Biking About Town: Where to Ride in Minneapolis
May is National Bike Month, and what better way to slough off the cold, snowy winter than to head outside and explore the city? Voted one of America's top biking towns, Minneapolis boasts a vast network of bikeways that promise riders a more scenic view of our lovely city.
Here, we’ve put together a handy list of resources to help you say goodbye to hibernation and hello to getting out for a ride.
Show Some Bike Love
Ready to hit the trails? Before you do, head over to a nearby bike shop and give your ride a tune-up. Owning a bike requires regular maintenance, and having an expertly trained technician get your bike ready to roll will help you avoid malfunctions while biking about town. Local shops like Penn Cycle & Fitness, Behind Bars Bike Shop and The Hub Bike Co-op offer affordable tune-up packages for the bike enthusiast.

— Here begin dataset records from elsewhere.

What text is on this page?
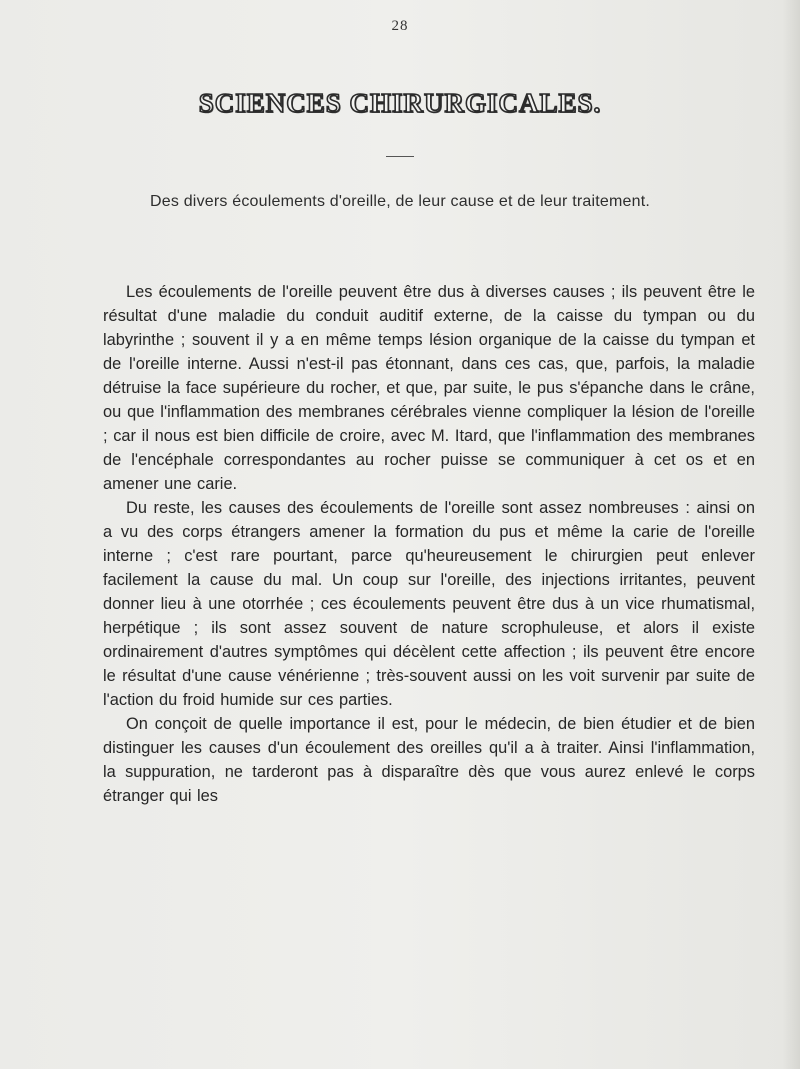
28
SCIENCES CHIRURGICALES.
Des divers écoulements d'oreille, de leur cause et de leur traitement.

Les écoulements de l'oreille peuvent être dus à diverses causes ; ils peuvent être le résultat d'une maladie du conduit auditif externe, de la caisse du tympan ou du labyrinthe ; souvent il y a en même temps lésion organique de la caisse du tympan et de l'oreille interne. Aussi n'est-il pas étonnant, dans ces cas, que, parfois, la maladie détruise la face supérieure du rocher, et que, par suite, le pus s'épanche dans le crâne, ou que l'inflammation des membranes cérébrales vienne compliquer la lésion de l'oreille ; car il nous est bien difficile de croire, avec M. Itard, que l'inflammation des membranes de l'encéphale correspondantes au rocher puisse se communiquer à cet os et en amener une carie.

Du reste, les causes des écoulements de l'oreille sont assez nombreuses : ainsi on a vu des corps étrangers amener la formation du pus et même la carie de l'oreille interne ; c'est rare pourtant, parce qu'heureusement le chirurgien peut enlever facilement la cause du mal. Un coup sur l'oreille, des injections irritantes, peuvent donner lieu à une otorrhée ; ces écoulements peuvent être dus à un vice rhumatismal, herpétique ; ils sont assez souvent de nature scrophuleuse, et alors il existe ordinairement d'autres symptômes qui décèlent cette affection ; ils peuvent être encore le résultat d'une cause vénérienne ; très-souvent aussi on les voit survenir par suite de l'action du froid humide sur ces parties.

On conçoit de quelle importance il est, pour le médecin, de bien étudier et de bien distinguer les causes d'un écoulement des oreilles qu'il a à traiter. Ainsi l'inflammation, la suppuration, ne tarderont pas à disparaître dès que vous aurez enlevé le corps étranger qui les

Don't own a bike? A great alternative for infrequent riders is to join a bike share program, like Nice Ride. Similar to ZipCar, you can grab a membership online or a pass at a designated kiosk anytime from April through November. Nice Ride also provides riders with pedal-themed tours, such as the "Mmmmm, Beer" tour and "I See Dead People" tours.
Find the Perfect Bike Trail
While the trails are seemingly endless, choosing the right path will make your ride even more fun. Minneapolis.org and City Pages showcase some of the top biking spots, including Midtown Greenway, Cedar Lake Trail and West River Parkway. Sites like Bike Walk Twin Cities help you locate bikeable routes with interactive and downloadable maps. Want to go analog and carry a hard copy? Snag one at most local bike shops and bookstores.
If you're new to the area or have yet to try urban biking, a great way to get started is by playing tourist for a day. Sign up for a 2-hour bike tour with The Fit Tourist and explore in and around downtown Minneapolis, including the Mississippi Riverfront and the Sculpture Garden. An added benefit: guides will help you learn the skills you need for going it alone, such as the rules of city riding and how to communicate to drivers with non-verbal signals.
Not in the mood to cycle solo? Whether you want to go for a leisurely afternoon ride or train like a pro for an upcoming race, joining a group is a fantastic way to have some fun while getting your fitness on.
And if you're a beginner rider, you'll also have the opportunity to try out new trails with the insight of an insider. Informal groups, such as Twin Cities Bicycling Club and Twin Cities Bicycling Meetup, help recreational cyclists discover the off-street routes and experience the lesser known areas and commuter-friendly pathways.